One of Italy’s most prolific and acclaimed directors, Moretti often stars in his films and this is among his most autobiographical explorations to date.

This film – about a director caring for an ailing mother – was made soon after the death of his own mother, but he distances himself from the experience by casting himself not as the director, but her brother.

With death an inevitability, many of the themes addressed here are likely to be faced by anyone who outlives their parents but, in the end, there’s little that anyone can do about it. Similarly, that there’s never really a good time for your mother to die is a truism that doesn’t make for particularly surprising drama.

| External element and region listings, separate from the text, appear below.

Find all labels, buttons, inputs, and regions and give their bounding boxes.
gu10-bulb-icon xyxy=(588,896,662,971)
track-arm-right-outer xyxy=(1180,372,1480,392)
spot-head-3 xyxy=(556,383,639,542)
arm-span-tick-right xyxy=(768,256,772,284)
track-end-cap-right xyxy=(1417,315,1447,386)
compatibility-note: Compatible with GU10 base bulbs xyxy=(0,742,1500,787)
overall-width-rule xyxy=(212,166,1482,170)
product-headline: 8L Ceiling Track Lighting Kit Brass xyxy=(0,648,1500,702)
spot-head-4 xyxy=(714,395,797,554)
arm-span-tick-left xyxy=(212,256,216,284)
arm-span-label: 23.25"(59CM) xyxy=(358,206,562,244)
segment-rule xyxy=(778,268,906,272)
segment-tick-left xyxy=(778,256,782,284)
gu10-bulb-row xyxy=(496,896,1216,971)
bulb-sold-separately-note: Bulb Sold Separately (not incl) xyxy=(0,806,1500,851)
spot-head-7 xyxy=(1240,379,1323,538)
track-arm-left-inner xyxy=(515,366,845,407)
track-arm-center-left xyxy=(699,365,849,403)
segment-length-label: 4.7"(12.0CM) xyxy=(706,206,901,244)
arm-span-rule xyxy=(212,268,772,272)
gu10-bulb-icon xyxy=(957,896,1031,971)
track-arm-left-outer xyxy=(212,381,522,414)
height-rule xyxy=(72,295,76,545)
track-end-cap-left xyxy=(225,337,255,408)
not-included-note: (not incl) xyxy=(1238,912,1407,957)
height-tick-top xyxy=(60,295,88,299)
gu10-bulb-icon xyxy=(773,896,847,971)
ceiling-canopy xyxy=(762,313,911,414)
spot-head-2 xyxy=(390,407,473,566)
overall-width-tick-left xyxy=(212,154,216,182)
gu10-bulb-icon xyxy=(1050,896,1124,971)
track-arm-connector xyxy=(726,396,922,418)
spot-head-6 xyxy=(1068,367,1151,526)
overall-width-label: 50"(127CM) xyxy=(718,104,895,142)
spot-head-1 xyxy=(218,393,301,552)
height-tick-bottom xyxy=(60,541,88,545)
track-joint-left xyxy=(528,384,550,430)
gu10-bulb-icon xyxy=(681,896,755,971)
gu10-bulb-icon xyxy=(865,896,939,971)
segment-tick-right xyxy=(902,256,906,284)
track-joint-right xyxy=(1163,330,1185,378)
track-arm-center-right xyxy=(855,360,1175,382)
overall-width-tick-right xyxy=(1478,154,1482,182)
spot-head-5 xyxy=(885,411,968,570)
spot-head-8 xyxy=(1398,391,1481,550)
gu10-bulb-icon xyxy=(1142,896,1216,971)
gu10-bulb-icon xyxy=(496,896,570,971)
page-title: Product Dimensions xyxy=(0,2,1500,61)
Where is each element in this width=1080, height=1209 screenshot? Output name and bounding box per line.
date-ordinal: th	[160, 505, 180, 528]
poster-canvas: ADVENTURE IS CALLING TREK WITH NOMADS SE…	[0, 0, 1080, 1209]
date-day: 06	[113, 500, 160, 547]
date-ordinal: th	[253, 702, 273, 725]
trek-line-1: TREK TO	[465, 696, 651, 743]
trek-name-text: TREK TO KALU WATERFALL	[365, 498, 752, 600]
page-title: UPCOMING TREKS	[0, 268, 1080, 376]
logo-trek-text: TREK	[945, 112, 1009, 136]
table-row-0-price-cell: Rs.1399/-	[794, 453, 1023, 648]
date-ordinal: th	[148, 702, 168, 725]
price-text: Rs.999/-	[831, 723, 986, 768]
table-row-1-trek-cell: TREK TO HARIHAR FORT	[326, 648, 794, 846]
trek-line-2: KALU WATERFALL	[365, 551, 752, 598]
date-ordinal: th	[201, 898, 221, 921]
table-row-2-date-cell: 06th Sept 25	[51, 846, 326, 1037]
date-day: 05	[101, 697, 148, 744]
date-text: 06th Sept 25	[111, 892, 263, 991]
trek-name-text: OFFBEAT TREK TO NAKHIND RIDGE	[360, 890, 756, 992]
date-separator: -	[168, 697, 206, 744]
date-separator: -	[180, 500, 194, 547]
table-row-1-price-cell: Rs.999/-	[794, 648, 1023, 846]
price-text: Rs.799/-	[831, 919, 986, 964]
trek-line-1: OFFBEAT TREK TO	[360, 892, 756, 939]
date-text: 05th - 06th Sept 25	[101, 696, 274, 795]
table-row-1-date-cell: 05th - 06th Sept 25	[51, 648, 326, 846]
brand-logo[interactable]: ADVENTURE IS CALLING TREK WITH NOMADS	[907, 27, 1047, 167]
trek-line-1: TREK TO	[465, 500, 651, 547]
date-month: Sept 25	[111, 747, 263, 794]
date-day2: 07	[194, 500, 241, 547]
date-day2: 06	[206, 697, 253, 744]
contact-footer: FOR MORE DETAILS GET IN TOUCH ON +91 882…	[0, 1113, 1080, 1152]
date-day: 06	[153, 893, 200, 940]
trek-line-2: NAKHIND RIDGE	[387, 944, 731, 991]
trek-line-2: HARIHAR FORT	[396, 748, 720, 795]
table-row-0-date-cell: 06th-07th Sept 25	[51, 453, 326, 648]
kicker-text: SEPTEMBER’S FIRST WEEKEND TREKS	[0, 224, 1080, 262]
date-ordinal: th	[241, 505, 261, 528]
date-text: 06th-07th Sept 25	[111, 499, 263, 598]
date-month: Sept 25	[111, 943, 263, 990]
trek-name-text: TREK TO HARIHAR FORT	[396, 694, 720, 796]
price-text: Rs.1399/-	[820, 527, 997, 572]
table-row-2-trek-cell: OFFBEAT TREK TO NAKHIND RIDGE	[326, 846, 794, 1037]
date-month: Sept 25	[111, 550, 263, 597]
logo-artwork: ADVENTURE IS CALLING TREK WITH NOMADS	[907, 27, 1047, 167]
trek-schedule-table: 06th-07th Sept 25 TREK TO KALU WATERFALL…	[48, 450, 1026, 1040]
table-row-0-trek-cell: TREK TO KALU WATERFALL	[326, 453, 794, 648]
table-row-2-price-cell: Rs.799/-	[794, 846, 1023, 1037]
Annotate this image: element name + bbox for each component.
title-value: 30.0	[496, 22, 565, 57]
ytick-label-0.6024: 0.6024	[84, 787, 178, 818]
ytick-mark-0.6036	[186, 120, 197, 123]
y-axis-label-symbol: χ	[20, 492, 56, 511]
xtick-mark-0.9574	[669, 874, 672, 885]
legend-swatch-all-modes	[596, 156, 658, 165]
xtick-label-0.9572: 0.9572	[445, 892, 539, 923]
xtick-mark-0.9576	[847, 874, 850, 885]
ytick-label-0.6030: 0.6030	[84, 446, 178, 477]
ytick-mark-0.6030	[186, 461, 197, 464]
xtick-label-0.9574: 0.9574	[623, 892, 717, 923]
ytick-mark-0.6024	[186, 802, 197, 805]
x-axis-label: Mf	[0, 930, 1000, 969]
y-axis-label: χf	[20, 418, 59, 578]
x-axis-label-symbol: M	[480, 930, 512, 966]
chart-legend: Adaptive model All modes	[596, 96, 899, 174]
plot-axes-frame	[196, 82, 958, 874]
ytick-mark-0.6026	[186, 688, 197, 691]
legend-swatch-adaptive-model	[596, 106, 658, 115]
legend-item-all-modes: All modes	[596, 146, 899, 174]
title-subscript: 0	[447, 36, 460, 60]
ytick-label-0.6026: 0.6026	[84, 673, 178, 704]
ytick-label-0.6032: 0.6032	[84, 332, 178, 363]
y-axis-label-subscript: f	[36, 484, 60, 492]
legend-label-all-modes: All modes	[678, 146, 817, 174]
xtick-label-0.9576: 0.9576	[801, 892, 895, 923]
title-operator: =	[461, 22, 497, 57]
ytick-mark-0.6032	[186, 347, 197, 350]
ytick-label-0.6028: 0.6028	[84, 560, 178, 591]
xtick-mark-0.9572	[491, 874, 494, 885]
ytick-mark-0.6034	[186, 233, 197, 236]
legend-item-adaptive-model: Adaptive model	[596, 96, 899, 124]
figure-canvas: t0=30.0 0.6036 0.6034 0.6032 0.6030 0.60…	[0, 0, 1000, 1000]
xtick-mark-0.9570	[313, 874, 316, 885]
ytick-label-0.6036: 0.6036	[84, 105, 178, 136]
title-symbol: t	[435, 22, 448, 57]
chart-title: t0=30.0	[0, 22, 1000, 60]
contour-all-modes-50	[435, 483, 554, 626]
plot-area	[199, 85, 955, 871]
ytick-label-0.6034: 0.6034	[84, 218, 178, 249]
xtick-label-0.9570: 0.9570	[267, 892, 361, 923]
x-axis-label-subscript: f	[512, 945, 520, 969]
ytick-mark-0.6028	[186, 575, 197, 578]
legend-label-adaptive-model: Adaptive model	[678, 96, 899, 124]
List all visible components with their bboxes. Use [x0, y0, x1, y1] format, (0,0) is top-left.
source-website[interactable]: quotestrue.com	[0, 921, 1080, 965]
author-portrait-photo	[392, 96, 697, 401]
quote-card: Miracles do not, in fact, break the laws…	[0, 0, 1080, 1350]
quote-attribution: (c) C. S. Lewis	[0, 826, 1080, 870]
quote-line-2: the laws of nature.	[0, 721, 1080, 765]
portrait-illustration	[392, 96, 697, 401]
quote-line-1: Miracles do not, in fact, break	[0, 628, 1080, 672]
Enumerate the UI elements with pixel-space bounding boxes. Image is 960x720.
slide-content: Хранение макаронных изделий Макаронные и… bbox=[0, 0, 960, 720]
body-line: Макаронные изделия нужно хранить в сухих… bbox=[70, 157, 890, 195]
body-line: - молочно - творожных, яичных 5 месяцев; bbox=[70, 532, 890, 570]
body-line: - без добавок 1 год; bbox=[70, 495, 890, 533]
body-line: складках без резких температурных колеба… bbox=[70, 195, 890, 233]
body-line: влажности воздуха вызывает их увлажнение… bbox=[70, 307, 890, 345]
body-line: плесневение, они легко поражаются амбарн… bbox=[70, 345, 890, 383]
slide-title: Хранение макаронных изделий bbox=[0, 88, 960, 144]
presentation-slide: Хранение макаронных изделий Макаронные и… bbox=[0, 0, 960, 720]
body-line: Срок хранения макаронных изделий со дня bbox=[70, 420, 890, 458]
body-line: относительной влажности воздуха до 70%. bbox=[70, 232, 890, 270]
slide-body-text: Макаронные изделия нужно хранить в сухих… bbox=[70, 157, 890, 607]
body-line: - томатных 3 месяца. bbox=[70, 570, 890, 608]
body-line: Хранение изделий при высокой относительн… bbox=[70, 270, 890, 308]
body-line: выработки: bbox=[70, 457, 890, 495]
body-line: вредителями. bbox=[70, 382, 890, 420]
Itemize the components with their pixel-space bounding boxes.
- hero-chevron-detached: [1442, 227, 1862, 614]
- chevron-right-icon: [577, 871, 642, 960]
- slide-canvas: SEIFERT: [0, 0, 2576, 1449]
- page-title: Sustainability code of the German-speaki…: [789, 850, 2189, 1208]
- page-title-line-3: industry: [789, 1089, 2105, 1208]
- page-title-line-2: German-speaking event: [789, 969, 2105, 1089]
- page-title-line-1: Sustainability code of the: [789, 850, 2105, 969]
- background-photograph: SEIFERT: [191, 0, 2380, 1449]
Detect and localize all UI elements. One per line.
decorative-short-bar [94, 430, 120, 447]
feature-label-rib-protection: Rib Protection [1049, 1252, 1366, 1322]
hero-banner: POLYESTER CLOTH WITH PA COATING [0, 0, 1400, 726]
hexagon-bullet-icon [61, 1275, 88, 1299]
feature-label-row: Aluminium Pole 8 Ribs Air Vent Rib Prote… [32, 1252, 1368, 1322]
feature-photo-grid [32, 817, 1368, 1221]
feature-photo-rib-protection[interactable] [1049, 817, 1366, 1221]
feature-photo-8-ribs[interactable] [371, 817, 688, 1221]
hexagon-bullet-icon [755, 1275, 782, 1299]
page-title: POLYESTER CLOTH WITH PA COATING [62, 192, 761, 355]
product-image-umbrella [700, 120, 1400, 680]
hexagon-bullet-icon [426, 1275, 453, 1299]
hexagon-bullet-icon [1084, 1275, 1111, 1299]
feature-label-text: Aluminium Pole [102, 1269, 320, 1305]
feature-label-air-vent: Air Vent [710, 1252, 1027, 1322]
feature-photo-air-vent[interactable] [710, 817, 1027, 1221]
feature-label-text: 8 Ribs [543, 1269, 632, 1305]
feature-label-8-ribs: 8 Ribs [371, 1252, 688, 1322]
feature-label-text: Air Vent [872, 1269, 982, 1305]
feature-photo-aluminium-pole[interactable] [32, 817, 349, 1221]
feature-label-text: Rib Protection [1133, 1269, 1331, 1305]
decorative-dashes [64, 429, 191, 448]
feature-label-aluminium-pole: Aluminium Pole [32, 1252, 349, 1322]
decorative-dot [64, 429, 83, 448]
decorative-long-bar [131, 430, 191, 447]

But Moretti’s portrayals of the difficulties faced by his protagonist, interlaced with an imaginative way of journeying back through appropriate moments from her past, makes for a warm and honest analysis of his own recent situation.

The personal drama is somewhat more effective than the professional one, as the making of the film-within-a-film seems clunky, from the casting of an inappropriate actor and the general managing of the crew to the way it tries to take a step or two back to reflect criticism of modern-day big business cost-cutting and austerity.

Moretti is often described as the Italian Woody Allen and while he is clearly trying to soften the drama with an injection of humour – chiefly around John Turturro’s character – it generally falls disappointingly flat.